Project Summary
Neonatal sepsis is a leading cause of death in newly born babies resulting from a bloodstream infection
caused by a variety of bacterial pathogens. Despite increased hygiene practices, LOS incidence has
paradoxically increased in the past forty years due to an increase in cases resulting from commensal species
from the of the normal skin and intestinal flora.

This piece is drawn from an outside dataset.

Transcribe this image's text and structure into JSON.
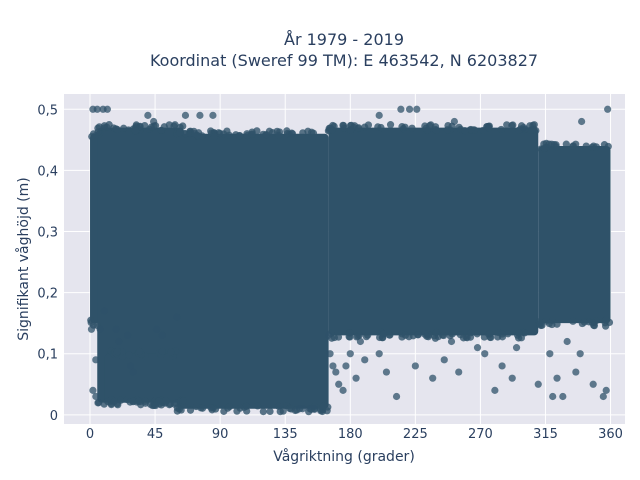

Intriguingly, in a substantial portion of LOS, the pathogen can
be found as a resident of the neonatal gut microbial community prior to disease, yet it remains unclear how
bacterial pathogens translocate from the intestine and how the neonatal immune system initially reacts to gut
originating pathogen translocation. In my preliminary studies, I have shown gut residing bacteria can
translocate the epithelium via goblet cells forming goblet cell associated antigen passages (GAPs) and require
CX3CR1 mononuclear phagocytes (MNPs) to gain access to the circulation. Bacterial translocation prior to day
of life 10 is inhibited by maternally supplied proteins in breastmilk. Asynchronous cross-fostering (ACF) of 1
day old pups to dams having delivered a litter 10 days prior results in bacterial translocation between DOL1-
DOL10. Both commensal bacteria and pathogenic clinical sepsis-causing isolates could translocate and gain
systemic access physiologically In ACF mice. However, only mice gavaged with pathogenic E.coli succumbed
to a sepsis-like disease following translocation of pathogenic E.coli, despite similar bacteria burden when
compared to ACF mice with commensal E. coli. ACF mice with pathogenic E.coli, developed an inflammatory
signature in the intestinal lamina propria and had increased systemic IL6, produced by CX3CR1+ MNPs,
suggesting a mechanism to differentially respond to translocation commensals and pathogens by the mucsoal
immune system. It has been assumed the neonatal response is one of immaturity and ignorance that lacks the
ability to properly fight bacterial pathogens due to a state of immunosuppression until the immune system fully
matures. However, my preliminary data indicates a sophisticated innate immune system able to sense distinct
bacterial differences and perceive potential pathogenic threats. My hypothesis based on recent clinical findings
of a cytokine signature unique to neonates including increased serum IL-6 is that this response is initiated by
the MNP cells within the intestine that encounter the translocating bacteria. This project will utilize animal
models, sepsis pathogens, and a variety of flow cytometry-based assays to explore the innate immune
response to sepsis pathogens following translocation from the intestine. Following the completion of this
project, I will understand the innate immune response following pathogen translocation, defining the dynamics
of how CX3CR1 MNPs may contribute to systemic dissemination of bacteria, and how these processes may
differ from the response following commensal translocation. Additionally, this work will allow for the
development of interventions and preventative therapeutics specific for neonatal sepsis cases, by
understanding the unique aspects of the neonatal response to gut originating bacterial pathogens.